Я смотрела на снег, и мне было необыкновенно страшно. Как оказалось, это не дурной сон и ничего не кончилось.
– Мама… – позвала я.
– Я здесь, моя хорошая, – отвлеклась она от беседы с отцом и, запрокинув мою голову, поцеловала в лоб.
– Идите, идите скорее! – заторопил нас отец и буквально вытолкал наружу.
Я помню, как он дотронулся на прощание до моего лица, и помню, сколько тоски было тогда в его глазах.
Потом мы с мамой, держась за руки, бежали по запорошенной снегом мостовой к другой коляске. Едва забрались внутрь, она тронулась.
– Это мадемуазель Трюшон, – сдержанно представила мне мама молодую и очень некрасивую женщину. – Она позаботится о тебе, дорогая.

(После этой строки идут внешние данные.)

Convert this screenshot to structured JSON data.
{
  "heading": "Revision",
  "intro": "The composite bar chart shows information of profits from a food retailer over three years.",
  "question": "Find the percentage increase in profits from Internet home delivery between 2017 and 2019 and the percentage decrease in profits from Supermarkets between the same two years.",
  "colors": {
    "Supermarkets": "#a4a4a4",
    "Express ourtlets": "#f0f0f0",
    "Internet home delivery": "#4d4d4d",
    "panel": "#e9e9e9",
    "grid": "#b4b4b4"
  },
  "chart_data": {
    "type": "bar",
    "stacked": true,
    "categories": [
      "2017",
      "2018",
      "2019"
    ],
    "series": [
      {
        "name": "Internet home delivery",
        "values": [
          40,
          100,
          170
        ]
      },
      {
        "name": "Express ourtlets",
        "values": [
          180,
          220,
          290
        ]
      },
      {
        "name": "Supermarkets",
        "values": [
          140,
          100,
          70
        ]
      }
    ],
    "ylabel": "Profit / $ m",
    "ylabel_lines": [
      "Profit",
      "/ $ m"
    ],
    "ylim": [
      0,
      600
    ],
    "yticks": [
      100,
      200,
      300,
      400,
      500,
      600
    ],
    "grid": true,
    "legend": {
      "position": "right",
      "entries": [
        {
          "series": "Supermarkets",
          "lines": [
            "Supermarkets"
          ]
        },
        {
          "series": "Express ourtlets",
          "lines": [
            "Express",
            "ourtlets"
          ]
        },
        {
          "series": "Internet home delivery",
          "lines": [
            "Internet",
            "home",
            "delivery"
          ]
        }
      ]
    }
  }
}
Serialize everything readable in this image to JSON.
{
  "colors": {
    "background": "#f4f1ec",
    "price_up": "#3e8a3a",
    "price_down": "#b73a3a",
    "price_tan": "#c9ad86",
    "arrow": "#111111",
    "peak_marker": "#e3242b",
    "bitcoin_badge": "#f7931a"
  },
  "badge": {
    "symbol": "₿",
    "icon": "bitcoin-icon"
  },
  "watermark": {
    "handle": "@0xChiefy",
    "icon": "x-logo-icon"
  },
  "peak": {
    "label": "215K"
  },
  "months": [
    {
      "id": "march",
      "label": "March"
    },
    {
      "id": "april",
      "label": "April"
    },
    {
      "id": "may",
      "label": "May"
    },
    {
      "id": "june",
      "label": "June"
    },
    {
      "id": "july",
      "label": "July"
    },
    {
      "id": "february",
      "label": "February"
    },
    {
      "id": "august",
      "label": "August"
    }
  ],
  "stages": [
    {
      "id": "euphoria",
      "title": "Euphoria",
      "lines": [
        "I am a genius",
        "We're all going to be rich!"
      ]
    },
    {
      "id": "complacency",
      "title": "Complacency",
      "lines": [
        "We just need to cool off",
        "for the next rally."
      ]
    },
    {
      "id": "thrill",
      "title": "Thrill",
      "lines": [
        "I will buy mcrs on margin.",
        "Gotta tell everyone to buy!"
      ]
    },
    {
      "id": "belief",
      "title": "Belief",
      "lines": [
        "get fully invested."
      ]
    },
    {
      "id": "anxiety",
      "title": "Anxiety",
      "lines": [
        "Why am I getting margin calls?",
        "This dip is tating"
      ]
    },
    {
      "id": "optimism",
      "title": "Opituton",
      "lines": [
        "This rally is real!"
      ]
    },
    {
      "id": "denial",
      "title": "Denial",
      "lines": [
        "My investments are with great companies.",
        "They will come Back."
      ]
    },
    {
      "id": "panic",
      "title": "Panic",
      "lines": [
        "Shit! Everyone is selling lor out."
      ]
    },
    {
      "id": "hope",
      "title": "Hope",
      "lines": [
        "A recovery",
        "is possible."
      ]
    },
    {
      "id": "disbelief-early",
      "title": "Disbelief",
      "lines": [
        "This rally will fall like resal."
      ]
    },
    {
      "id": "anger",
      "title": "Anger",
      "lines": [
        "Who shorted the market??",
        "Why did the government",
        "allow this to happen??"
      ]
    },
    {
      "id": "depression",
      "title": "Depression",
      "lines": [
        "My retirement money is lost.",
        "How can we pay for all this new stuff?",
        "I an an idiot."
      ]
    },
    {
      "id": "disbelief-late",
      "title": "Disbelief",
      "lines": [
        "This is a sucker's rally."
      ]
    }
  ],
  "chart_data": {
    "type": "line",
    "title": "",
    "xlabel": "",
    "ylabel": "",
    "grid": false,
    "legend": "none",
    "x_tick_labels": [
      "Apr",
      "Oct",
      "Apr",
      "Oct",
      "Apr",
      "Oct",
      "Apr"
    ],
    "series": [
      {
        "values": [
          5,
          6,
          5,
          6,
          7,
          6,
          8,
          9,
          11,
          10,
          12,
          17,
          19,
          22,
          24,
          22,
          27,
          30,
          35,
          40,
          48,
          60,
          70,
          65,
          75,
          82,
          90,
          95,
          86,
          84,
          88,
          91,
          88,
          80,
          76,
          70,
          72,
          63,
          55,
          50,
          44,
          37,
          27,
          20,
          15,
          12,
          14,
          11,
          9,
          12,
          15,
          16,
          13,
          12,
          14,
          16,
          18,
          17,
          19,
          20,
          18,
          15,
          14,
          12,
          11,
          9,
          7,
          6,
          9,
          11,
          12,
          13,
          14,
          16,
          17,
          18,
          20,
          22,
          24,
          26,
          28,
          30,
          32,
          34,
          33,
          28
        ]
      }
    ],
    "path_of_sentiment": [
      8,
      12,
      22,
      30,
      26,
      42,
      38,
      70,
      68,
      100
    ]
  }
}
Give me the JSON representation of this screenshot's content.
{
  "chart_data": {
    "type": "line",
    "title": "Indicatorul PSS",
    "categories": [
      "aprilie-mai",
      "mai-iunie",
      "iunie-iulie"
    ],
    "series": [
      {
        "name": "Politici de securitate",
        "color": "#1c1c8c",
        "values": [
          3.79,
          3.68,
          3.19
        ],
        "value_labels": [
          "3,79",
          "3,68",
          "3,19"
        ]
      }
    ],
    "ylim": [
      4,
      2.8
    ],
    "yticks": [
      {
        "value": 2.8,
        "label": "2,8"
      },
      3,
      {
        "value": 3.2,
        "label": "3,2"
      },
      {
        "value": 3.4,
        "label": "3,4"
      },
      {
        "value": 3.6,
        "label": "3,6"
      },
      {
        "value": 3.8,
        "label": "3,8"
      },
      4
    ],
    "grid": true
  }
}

Мама беззвучно плакала – она то льнула ко мне, то оглядывалась через стекло на уезжающий в противоположном направлении экипаж, где остался папа. Я крепко держала ее за руки, потому что понимала, что она хочет сделать. Понимала и вся дрожала от неизвестности и страха.
Наконец она не выдержала.
– Нет! – закричала мама кучеру. – Стойте, я хочу сойти!
Кучер не останавливал, но мама, открыв дверцу, на ходу выпрыгнула из кареты. Путаясь в юбках и падая, она подымалась и вновь бежала за отцом. Та, другая коляска, все же остановилась, папа выскочил и заключил маму в объятья.
Мои родители, крепко обнимающие друг друга на запорошенной снегом дороге близ Парижа, – это последнее, что я помню о них. Точнее, последнее, что должна бы помнить.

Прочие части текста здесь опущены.